This is an automated email from the ASF dual-hosted git repository.
blue pushed a commit to branch master
in repository https://gitbox.apache.org/repos/asf/iceberg.git
The following commit(s) were added to refs/heads/master by this push:
new bf7edc4 Spark: Support custom metadata in snapshot summary (#1241)

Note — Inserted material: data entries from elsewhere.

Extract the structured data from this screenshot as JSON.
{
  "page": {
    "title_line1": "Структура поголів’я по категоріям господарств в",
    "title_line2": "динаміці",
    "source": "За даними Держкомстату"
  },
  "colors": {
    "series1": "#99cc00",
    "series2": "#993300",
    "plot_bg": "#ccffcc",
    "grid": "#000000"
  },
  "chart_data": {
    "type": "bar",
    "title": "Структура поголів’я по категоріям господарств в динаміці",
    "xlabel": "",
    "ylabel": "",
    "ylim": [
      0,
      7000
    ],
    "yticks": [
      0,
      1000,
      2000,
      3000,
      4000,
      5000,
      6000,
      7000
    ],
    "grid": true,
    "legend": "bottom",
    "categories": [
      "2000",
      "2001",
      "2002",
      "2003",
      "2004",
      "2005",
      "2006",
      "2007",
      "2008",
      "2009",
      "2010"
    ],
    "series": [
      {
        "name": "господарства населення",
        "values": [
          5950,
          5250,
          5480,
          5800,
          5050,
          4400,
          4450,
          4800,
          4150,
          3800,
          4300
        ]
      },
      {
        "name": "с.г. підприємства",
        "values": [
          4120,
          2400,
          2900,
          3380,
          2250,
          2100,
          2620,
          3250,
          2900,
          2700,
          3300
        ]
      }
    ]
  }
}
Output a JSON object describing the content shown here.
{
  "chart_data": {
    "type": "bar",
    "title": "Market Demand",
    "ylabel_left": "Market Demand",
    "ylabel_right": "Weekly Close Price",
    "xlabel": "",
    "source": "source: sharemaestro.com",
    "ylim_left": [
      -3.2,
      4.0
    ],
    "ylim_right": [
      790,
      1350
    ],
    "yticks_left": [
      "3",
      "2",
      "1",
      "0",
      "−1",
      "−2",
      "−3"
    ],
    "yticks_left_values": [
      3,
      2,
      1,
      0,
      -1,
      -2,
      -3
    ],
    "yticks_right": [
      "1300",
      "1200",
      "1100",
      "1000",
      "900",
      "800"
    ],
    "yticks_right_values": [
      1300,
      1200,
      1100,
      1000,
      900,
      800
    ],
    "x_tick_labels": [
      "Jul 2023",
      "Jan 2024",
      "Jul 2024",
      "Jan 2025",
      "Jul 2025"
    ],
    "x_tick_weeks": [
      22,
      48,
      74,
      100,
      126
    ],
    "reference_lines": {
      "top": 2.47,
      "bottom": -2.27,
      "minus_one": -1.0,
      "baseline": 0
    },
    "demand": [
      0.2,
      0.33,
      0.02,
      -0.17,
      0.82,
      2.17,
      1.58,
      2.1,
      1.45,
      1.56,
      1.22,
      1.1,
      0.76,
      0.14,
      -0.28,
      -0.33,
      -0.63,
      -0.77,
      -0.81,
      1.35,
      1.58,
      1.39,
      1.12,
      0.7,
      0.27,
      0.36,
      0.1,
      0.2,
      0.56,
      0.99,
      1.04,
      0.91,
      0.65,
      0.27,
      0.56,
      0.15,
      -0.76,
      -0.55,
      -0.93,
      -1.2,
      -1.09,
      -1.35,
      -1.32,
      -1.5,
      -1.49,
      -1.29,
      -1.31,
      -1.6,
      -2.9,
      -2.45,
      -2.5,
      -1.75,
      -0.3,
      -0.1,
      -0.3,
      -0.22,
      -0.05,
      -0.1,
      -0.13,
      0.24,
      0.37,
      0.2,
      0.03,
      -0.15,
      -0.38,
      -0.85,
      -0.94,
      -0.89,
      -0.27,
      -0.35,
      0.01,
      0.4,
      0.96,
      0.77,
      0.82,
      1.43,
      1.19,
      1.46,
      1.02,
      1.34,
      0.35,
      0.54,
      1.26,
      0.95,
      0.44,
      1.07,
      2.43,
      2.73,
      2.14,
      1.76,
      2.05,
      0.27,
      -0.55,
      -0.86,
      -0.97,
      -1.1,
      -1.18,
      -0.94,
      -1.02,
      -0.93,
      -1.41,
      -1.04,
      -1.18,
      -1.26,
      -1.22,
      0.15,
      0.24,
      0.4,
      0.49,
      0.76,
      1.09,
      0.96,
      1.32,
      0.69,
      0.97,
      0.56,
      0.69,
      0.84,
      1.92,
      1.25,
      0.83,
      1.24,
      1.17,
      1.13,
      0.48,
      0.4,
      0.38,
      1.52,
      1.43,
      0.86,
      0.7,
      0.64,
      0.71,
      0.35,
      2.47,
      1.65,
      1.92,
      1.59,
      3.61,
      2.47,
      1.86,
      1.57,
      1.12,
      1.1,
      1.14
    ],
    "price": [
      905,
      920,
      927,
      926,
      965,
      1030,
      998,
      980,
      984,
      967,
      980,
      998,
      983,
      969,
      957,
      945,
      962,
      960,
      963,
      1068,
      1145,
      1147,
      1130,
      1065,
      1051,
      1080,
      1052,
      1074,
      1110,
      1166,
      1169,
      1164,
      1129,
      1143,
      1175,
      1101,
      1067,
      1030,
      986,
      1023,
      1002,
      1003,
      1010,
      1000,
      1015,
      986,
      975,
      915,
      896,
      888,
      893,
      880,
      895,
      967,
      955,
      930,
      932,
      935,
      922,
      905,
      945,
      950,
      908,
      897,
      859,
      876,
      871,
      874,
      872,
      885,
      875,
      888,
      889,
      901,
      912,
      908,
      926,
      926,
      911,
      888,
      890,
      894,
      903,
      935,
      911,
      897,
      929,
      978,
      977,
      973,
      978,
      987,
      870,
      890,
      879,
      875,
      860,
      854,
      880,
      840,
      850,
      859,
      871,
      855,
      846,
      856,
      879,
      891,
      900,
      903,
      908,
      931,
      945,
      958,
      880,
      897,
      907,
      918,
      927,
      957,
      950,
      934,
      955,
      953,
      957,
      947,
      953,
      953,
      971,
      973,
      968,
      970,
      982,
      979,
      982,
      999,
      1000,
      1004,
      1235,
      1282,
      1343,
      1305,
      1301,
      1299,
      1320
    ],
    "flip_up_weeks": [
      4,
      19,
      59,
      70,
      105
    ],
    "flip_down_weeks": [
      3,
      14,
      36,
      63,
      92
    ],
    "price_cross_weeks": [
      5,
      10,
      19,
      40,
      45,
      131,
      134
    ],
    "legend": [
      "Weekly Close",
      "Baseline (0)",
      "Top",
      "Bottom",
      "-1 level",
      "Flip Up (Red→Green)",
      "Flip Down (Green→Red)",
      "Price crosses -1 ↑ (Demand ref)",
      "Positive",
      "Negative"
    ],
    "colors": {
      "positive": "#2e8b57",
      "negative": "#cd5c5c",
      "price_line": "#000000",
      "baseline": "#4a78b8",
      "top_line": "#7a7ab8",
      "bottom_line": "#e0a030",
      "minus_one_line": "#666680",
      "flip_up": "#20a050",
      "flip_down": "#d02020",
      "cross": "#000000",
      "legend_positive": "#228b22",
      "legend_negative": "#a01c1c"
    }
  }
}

bf7edc4 is described below
commit bf7edc4b325df6dd80d86fea0149d2be0ad09468
Author: moulimukherjee <[email protected]>
AuthorDate: Fri Jul 24 15:21:15 2020 -0700
Spark: Support custom metadata in snapshot summary (#1241)
---
.../java/org/apache/iceberg/SnapshotSummary.java | 1 +
site/docs/configuration.md | 1 +
.../spark/source/TestDataSourceOptions.java | 24 ++++++++++++++++++++++
.../org/apache/iceberg/spark/source/Writer.java | 13 ++++++++++++
.../iceberg/spark/source/SparkBatchWrite.java | 13 ++++++++++++
5 files changed, 52 insertions(+)
diff --git a/core/src/main/java/org/apache/iceberg/SnapshotSummary.java
b/core/src/main/java/org/apache/iceberg/SnapshotSummary.java
index ec7b73f..4b7e480 100644
--- a/core/src/main/java/org/apache/iceberg/SnapshotSummary.java
+++ b/core/src/main/java/org/apache/iceberg/SnapshotSummary.java
@@ -47,6 +47,7 @@ public class SnapshotSummary {
public static final String PUBLISHED_WAP_ID_PROP = "published-wap-id";
public static final String SOURCE_SNAPSHOT_ID_PROP = "source-snapshot-id";
public static final String REPLACE_PARTITIONS_PROP = "replace-partitions";
+ public static final String EXTRA_METADATA_PREFIX = "snapshot-property.";
private SnapshotSummary() {
}
diff --git a/site/docs/configuration.md b/site/docs/configuration.md
index 27dd60b..2badc75 100644
--- a/site/docs/configuration.md
+++ b/site/docs/configuration.md
@@ -133,4 +133,5 @@ df.write
| write-format | Table write.format.default | File format to use for
this write operation; parquet or avro |
| target-file-size-bytes | As per table property | Overrides this table's
write.target-file-size-bytes |
| check-nullability | true | Sets the nullable
check on fields |
+| snapshot-property._custom-key_ | null | Adds an entry with
custom-key and corresponding value in the snapshot summary |
diff --git
a/spark/src/test/java/org/apache/iceberg/spark/source/TestDataSourceOptions.java
b/spark/src/test/java/org/apache/iceberg/spark/source/TestDataSourceOptions.java
index 5881ade..cf1b8c9 100644
---
a/spark/src/test/java/org/apache/iceberg/spark/source/TestDataSourceOptions.java
+++
b/spark/src/test/java/org/apache/iceberg/spark/source/TestDataSourceOptions.java
@@ -364,4 +364,28 @@ public abstract class TestDataSourceOptions {
int partitionNum = metadataDf.javaRDD().getNumPartitions();
Assert.assertEquals("Spark partitions should match", expectedSplits,
partitionNum);
}
+
+ @Test
+ public void testExtraSnapshotMetadata() throws IOException {
+ String tableLocation = temp.newFolder("iceberg-table").toString();
+ HadoopTables tables = new HadoopTables(CONF);
+ tables.create(SCHEMA, PartitionSpec.unpartitioned(), Maps.newHashMap(),
tableLocation);
+
+ List<SimpleRecord> expectedRecords = Lists.newArrayList(
+ new SimpleRecord(1, "a"),
+ new SimpleRecord(2, "b")
+ );
+ Dataset<Row> originalDf = spark.createDataFrame(expectedRecords,
SimpleRecord.class);
+ originalDf.select("id", "data").write()
+ .format("iceberg")
+ .mode("append")
+ .option("snapshot-property.extra-key", "someValue")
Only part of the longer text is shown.